The Wild is Waiting
It’s a rather obvious point to make, but the last 2 years have been a bit shitty. As we sat hunkered down at home for months on end watching the news, it was as if the sense of physical and mental oppression caused by Covid was being exacerbated by the relentless fire-hose of human-caused catastrophe that seemed to be metastasizing around the world.
I am here to tell you, though, that as the pandemic’s strangle hold on our psyche’s begins to loosen, and the metaphorical dawn breaks, and as we emerge from our bunkers, blinking and bleary-eyed into the morning light… there is cause for hope. You see, the wilderness doesn’t watch CNN and it has been busy getting on with it.
As my work day has shifted from triaging trips that couldn’t travel, and counselling worried travellers, to actually planning trips again, from the dark recesses of my memory came not the grand landscapes or wildlife encounters that I love, but the more minor elements of travel. The things that fill the gaps, the preamble if you will, to the main events: touching down in Botswana at the end of September and feeling the blast of hot Kalahari air as the plane unseals; or the biting arctic wind howling across the Tundra on Somerset Island; or a steaming cup of coffee next to a crackling fire on a chilly morning in northern Kenya.

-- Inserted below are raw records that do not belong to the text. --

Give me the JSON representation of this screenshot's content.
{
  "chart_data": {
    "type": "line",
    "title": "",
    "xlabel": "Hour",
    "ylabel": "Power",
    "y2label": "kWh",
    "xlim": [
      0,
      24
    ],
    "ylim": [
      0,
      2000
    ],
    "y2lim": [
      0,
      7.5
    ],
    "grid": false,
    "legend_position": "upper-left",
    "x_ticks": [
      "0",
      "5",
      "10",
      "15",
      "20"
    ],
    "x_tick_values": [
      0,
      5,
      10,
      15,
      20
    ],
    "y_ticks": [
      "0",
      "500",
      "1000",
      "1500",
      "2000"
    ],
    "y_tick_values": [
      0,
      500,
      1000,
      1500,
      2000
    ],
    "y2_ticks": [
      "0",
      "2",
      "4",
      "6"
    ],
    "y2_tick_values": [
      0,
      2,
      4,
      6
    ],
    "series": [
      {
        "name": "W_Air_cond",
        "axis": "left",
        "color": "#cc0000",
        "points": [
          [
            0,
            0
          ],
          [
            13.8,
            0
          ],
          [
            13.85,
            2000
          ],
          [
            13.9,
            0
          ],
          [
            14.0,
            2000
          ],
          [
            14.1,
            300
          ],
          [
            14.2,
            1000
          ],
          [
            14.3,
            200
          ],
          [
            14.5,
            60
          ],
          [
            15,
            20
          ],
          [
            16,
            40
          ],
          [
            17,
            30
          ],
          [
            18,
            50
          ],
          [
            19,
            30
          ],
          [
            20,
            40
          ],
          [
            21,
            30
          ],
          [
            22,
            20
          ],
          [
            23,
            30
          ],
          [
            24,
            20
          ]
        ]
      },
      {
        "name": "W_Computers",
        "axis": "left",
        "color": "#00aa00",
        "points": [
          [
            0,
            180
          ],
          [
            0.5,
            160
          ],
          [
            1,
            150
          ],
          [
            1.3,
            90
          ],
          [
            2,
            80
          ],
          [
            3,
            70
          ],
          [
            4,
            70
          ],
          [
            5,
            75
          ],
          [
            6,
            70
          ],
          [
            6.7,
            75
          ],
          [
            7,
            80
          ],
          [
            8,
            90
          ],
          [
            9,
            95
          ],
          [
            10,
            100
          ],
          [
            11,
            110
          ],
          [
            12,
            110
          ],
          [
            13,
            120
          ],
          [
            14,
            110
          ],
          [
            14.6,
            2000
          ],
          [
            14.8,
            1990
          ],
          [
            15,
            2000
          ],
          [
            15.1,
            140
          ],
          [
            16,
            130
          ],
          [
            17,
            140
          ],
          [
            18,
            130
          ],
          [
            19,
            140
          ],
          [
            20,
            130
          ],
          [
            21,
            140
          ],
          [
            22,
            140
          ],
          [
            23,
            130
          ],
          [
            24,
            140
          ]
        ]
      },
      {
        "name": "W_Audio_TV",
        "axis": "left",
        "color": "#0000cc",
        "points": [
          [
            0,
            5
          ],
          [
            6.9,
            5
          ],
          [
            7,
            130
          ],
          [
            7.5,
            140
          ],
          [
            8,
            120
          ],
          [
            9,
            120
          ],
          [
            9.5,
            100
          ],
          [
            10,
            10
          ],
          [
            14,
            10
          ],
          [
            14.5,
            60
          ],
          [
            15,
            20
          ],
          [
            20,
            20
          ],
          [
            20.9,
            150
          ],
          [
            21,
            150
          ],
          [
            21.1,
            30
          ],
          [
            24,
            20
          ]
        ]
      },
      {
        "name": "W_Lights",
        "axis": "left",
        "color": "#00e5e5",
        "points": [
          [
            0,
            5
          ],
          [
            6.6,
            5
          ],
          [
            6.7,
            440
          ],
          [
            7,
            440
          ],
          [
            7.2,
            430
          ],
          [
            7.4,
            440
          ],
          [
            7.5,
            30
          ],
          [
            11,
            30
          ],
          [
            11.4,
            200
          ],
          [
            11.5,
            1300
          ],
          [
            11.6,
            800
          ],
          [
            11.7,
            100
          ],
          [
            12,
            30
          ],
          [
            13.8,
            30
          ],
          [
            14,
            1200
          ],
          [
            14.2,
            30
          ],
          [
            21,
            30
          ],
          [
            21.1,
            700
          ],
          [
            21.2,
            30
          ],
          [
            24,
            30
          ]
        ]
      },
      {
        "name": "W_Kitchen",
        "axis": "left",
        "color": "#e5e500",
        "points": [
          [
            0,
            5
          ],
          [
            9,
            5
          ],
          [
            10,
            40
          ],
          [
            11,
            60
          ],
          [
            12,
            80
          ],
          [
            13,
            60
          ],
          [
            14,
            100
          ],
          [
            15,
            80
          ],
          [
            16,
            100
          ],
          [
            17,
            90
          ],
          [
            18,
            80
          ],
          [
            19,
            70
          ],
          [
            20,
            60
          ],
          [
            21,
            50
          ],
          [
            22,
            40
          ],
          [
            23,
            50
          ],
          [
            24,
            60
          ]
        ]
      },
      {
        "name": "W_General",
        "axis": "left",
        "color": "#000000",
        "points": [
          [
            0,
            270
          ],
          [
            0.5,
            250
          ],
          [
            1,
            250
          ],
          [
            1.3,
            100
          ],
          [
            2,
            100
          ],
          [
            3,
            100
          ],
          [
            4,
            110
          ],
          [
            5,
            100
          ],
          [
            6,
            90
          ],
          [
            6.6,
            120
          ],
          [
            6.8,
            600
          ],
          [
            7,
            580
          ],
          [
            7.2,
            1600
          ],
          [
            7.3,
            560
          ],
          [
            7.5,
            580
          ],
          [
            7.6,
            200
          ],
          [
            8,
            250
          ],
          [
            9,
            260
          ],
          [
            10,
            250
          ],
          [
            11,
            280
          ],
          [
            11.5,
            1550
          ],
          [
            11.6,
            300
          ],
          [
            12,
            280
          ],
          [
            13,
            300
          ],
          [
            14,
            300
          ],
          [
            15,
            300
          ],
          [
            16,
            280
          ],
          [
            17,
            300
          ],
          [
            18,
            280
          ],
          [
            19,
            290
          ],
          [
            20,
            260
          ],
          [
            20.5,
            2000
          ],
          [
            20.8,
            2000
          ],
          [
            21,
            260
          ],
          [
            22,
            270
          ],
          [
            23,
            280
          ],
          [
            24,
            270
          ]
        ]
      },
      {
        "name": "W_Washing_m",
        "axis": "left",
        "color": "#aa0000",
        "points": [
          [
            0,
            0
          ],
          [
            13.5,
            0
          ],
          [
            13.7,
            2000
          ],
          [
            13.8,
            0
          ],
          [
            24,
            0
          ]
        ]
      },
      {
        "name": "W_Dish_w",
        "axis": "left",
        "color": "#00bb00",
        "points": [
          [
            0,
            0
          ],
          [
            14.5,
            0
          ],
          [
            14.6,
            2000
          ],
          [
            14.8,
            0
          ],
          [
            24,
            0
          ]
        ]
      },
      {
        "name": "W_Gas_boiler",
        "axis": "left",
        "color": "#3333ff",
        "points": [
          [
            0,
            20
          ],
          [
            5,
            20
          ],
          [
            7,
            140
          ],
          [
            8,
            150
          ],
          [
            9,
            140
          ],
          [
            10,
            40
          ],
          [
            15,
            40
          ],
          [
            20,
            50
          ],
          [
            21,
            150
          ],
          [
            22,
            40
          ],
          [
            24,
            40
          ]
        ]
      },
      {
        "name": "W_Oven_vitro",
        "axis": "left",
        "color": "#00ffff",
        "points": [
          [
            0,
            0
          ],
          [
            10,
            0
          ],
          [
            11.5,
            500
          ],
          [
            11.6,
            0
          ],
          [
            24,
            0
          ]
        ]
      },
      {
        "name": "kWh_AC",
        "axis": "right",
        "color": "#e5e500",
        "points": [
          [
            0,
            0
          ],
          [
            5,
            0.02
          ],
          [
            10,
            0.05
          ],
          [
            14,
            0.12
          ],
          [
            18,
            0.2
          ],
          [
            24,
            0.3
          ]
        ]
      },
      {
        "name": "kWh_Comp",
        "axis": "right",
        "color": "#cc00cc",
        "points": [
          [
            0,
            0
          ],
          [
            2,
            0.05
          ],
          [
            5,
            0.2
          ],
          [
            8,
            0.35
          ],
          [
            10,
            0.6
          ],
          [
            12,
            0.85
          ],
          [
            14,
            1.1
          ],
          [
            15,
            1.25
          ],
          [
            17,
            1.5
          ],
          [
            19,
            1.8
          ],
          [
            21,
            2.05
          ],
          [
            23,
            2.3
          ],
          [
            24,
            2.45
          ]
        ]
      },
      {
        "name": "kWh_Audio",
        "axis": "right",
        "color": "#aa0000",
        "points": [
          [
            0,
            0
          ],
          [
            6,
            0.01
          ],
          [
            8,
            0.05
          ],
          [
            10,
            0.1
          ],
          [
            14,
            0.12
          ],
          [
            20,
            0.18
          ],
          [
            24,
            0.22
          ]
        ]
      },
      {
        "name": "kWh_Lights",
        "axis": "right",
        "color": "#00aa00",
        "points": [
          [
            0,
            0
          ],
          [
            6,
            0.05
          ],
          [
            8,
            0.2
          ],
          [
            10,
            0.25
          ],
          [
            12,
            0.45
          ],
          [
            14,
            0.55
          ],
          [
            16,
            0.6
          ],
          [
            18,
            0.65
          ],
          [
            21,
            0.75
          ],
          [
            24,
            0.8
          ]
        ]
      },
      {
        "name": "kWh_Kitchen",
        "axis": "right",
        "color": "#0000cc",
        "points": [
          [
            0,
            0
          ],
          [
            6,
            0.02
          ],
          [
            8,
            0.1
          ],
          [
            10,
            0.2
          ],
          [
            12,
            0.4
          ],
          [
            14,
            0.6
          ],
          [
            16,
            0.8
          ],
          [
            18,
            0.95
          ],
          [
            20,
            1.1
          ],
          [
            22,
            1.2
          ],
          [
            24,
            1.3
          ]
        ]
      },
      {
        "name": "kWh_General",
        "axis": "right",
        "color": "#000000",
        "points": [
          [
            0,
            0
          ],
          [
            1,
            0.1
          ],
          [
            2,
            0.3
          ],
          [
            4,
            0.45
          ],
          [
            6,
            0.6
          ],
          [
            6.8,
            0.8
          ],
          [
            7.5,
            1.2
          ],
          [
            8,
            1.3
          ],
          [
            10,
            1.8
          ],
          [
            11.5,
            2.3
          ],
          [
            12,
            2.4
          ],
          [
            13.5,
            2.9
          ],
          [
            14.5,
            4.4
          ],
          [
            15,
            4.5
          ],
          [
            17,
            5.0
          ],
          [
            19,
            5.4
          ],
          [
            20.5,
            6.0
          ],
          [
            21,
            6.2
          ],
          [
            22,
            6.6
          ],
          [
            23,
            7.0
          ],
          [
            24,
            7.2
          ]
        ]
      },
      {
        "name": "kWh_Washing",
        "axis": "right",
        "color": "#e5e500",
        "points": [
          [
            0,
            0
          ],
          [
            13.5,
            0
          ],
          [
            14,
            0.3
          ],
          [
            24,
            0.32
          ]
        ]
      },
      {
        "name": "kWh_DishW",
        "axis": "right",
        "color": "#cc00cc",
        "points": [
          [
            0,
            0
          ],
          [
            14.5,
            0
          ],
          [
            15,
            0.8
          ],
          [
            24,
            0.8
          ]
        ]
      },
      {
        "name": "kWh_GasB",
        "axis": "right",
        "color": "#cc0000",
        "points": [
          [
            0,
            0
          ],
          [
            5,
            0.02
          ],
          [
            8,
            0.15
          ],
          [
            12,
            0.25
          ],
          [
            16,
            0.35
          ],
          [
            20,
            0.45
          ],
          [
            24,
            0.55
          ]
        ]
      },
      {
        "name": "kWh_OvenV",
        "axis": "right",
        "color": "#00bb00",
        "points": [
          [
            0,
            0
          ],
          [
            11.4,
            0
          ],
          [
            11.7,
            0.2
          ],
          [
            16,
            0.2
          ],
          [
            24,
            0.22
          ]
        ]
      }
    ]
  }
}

Sure, there are new realities to travel like wearing masks on long haul flights (it’s not that bad), testing requirements (which we can help you navigate) and uninspiring conversations about insurance that need to be had. Getting out there involves risk, and how you perceive reality will dictate how safe you feel getting out there again.
Once you do though, you’ll realize that the wild is out there – and it is full of wonders.